The grant will help Robinson explore the impacts of having prior knowledge of a planet’s mass when characterizing its atmosphere, study the role of interdisciplinarity in undergraduate education and build a diversity-focused undergraduate research mentorship program in his department.
In his newly funded work, Robinson will use state-of-the-art tools for characterizing exoplanet atmospheres from space-based telescope observations of these worlds. By running simulations of scenarios that both do and do not assume precursor knowledge of the mass of a given world, Robinson will be able to properly understand the role of so-called “mass priors.”
“This grant will also enable me to study the role that interdisciplinarity plays in an undergraduate astrobiology course at NAU, while building an astronomy research mentorship program designed to empower underrepresented groups in STEM,” Robinson said.
RCSA funds scientific research and the development of academic scientists. To be eligible for the award, an applicant must be an assistant professor. Robinson joined the faculty of NAU in 2017.

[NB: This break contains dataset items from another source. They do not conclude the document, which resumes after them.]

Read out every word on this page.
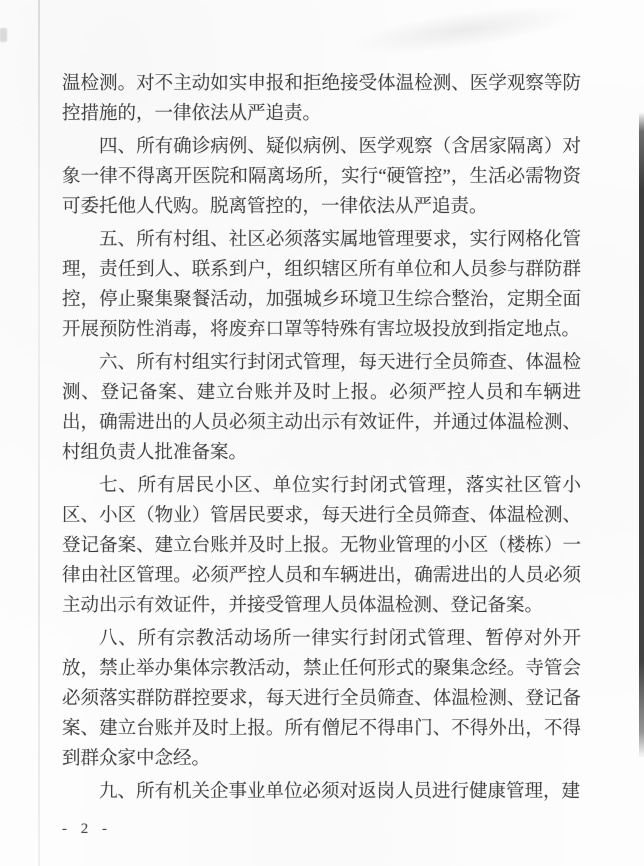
温检测。对不主动如实申报和拒绝接受体温检测、医学观察等防控措施的，一律依法从严追责。

四、所有确诊病例、疑似病例、医学观察（含居家隔离）对象一律不得离开医院和隔离场所，实行“硬管控”，生活必需物资可委托他人代购。脱离管控的，一律依法从严追责。

五、所有村组、社区必须落实属地管理要求，实行网格化管理，责任到人、联系到户，组织辖区所有单位和人员参与群防群控，停止聚集聚餐活动，加强城乡环境卫生综合整治，定期全面开展预防性消毒，将废弃口罩等特殊有害垃圾投放到指定地点。

六、所有村组实行封闭式管理，每天进行全员筛查、体温检测、登记备案、建立台账并及时上报。必须严控人员和车辆进出，确需进出的人员必须主动出示有效证件，并通过体温检测、村组负责人批准备案。

七、所有居民小区、单位实行封闭式管理，落实社区管小区、小区（物业）管居民要求，每天进行全员筛查、体温检测、登记备案、建立台账并及时上报。无物业管理的小区（楼栋）一律由社区管理。必须严控人员和车辆进出，确需进出的人员必须主动出示有效证件，并接受管理人员体温检测、登记备案。

八、所有宗教活动场所一律实行封闭式管理、暂停对外开放，禁止举办集体宗教活动，禁止任何形式的聚集念经。寺管会必须落实群防群控要求，每天进行全员筛查、体温检测、登记备案、建立台账并及时上报。所有僧尼不得串门、不得外出，不得到群众家中念经。

九、所有机关企事业单位必须对返岗人员进行健康管理，建

- 2 -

In working with a number of NASA teams, including the Habitable Exoplanet Observatory (HabEx) Science and Technology Definition Team, Robinson is engaged in designing future telescopes that would study exoplanets and their potential to harbor life. He is also interested in using spacecraft data to both better understand the thick atmosphere of Venus and to place Earth in the context of other rocky planets in our galaxy.
As their careers advance, Cottrell Scholars become eligible to compete for several additional levels of funding to further their academic careers. They meet each July at the annual Cottrell Scholar Conference to network, exchange ideas and develop collaborative projects to tackle pressing educational issues with potential national impact.
NAU physicist John Gibbs was named a Cottrell Scholar in 2018.